Bridge Financing in Bankruptcy: A Strategic Tool for Attorneys Navigating Debt Restructuring

As bankruptcy attorneys, you’re seeing firsthand how higher interest rates and economic uncertainty are making traditional workouts and refinancing more difficult to secure. In today’s environment, lenders have become more conservative, underwriting standards have tightened, and viable refinancing options for distressed real estate owners have diminished significantly.

This has led many debtors—especially those with real estate holdings—to turn to bridge financing as a flexible, interim solution. At Edgewater Lending, we’ve been tracking these shifts closely and working with legal teams to support their clients with the kind of tailored, time-sensitive capital that standard lenders typically can’t offer.


Why Bridge Loans Are Gaining Traction in Bankruptcy

Bridge loans are short-term, asset-backed financing solutions that help borrowers navigate transitional periods—whether that’s restructuring debt, exiting bankruptcy, or preparing for a sale or refinance. In bankruptcy proceedings, they can serve as a lifeline for real estate owners who need time, liquidity, and flexibility while working through court-approved plans.

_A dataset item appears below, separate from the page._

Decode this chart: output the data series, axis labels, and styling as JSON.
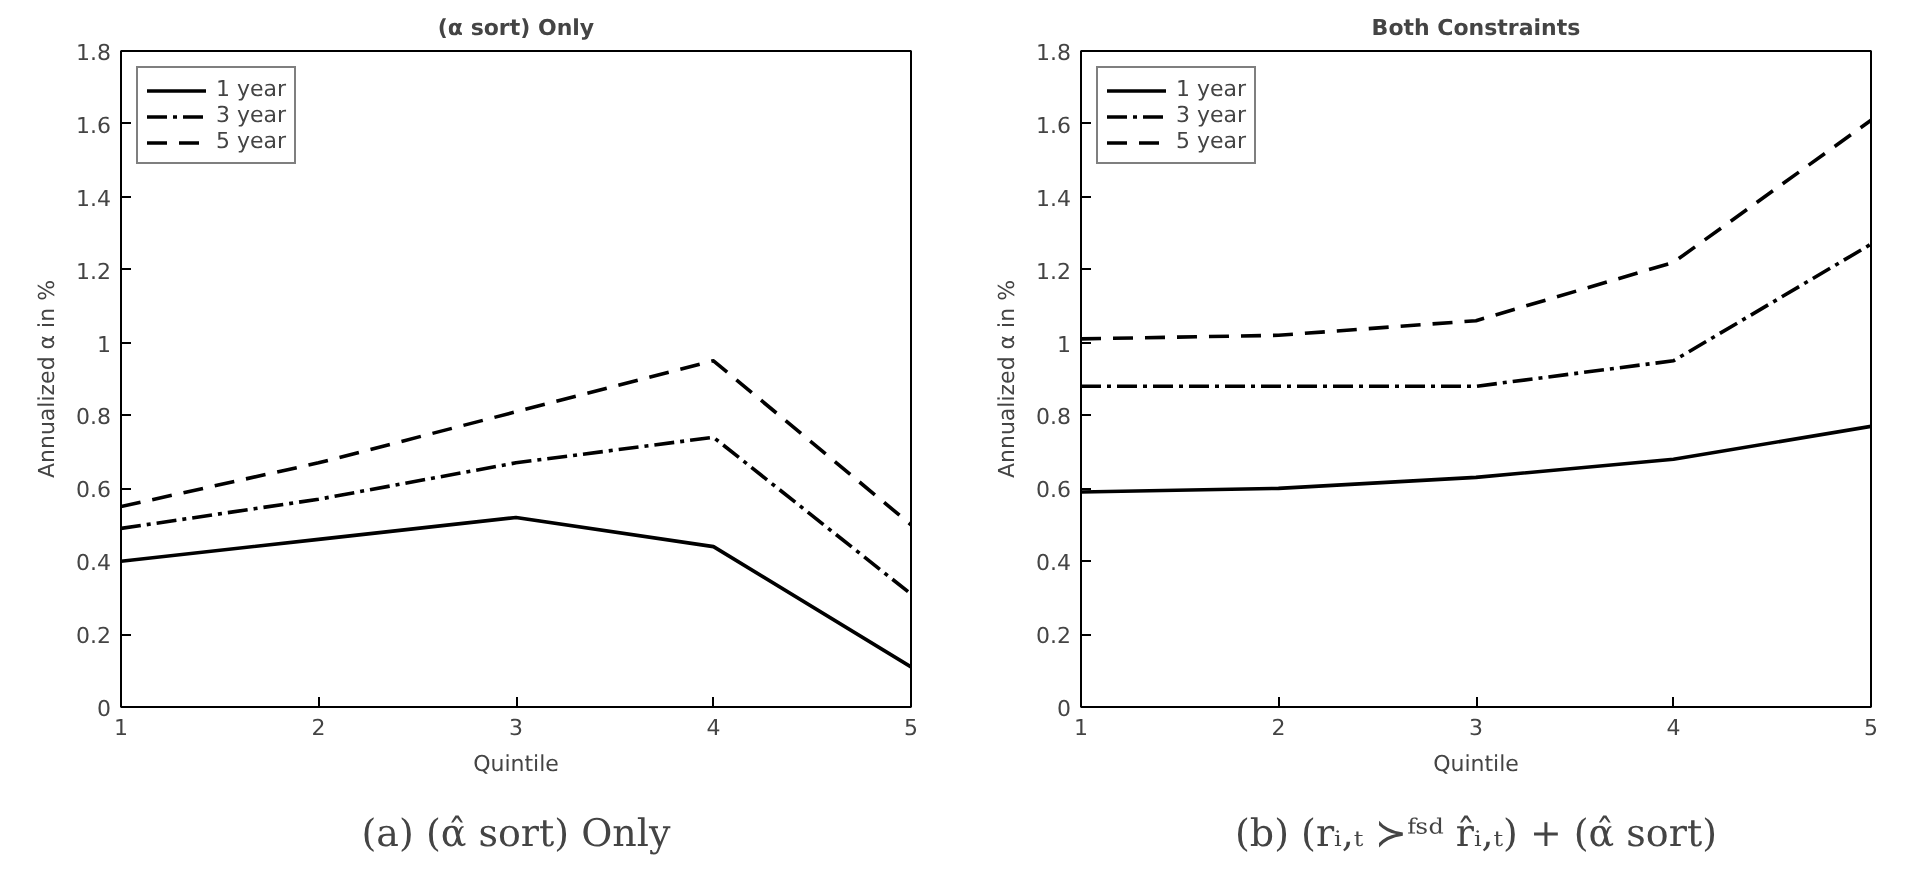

Bridge financing can play several roles in a restructuring or workout:

  • Debtor-in-Possession (DIP) Financing
    For Chapter 11 filings, DIP capital can help maintain operations, satisfy critical vendors, or fund required restructuring steps. While DIP loans require court approval, they often become a turning point in a debtor’s ability to retain control and stabilize.
  • Exit Financing
    In confirmed plan scenarios, bridge capital can provide the necessary funding to satisfy creditor claims, pay off existing debt, or buy time while pursuing a long-term takeout loan or property disposition.
  • Time-Buying Tool for Negotiations
    Whether used before or during a filing, bridge loans allow borrowers to avoid distressed sales, extend negotiations with creditors, or unlock liquidity from equity they’ve built over time.

What Bankruptcy Attorneys Should Consider

As an advisor to clients facing imminent loan maturities, stalled workouts, or foreclosure threats, it’s helpful to understand the key benefits—and limitations—of bridge financing:

✅ Speed

Unlike traditional lenders, private bridge lenders can underwrite and close quickly—often within 7–14 days. This speed can be crucial when foreclosure actions are pending or when a plan needs funding before court deadlines.

✅ Asset-Based Focus

Bridge loans typically focus on the value of the underlying real estate—not on borrower credit, income, or cash flow. This is especially helpful when a client’s financials are impaired by distress or legacy issues.

✅ Flexible Structure

Terms can be customized to fit the timing of a 363 sale, a Chapter 11 exit, or a pending refinance. Many bridge lenders are comfortable being part of complex capital stacks and navigating bankruptcy court procedures.

⚠️ Considerations

  • Interest rates are generally higher than conventional debt
  • Loan-to-value ratios are conservative (typically ≤ 65%)
  • Exit strategy must be clear to ensure repayment
  • Legal review is critical to confirm priority and compliance with court processes

Real-World Applications

We’ve seen bridge loans successfully applied in a wide range of bankruptcy-related scenarios, including:

  • A retail center owner in Chapter 11 who needed to fund roof repairs and maintain tenant leases during reorganization
  • A multifamily borrower whose loan matured mid-case and required DIP financing to avoid liquidation
  • A small business owner who refinanced out of default post-confirmation, using bridge capital to stabilize before selling the asset at full market value

Conclusion: A Tool Worth Considering

Bridge financing isn’t right for every debtor—but in the right situation, it can be the difference between control and concession, value preservation and value loss.

If you’re advising a client who’s facing pressure from a maturing loan, a reluctant lender, or a stalled restructuring process, bridge financing may offer the time and liquidity they need to execute their plan.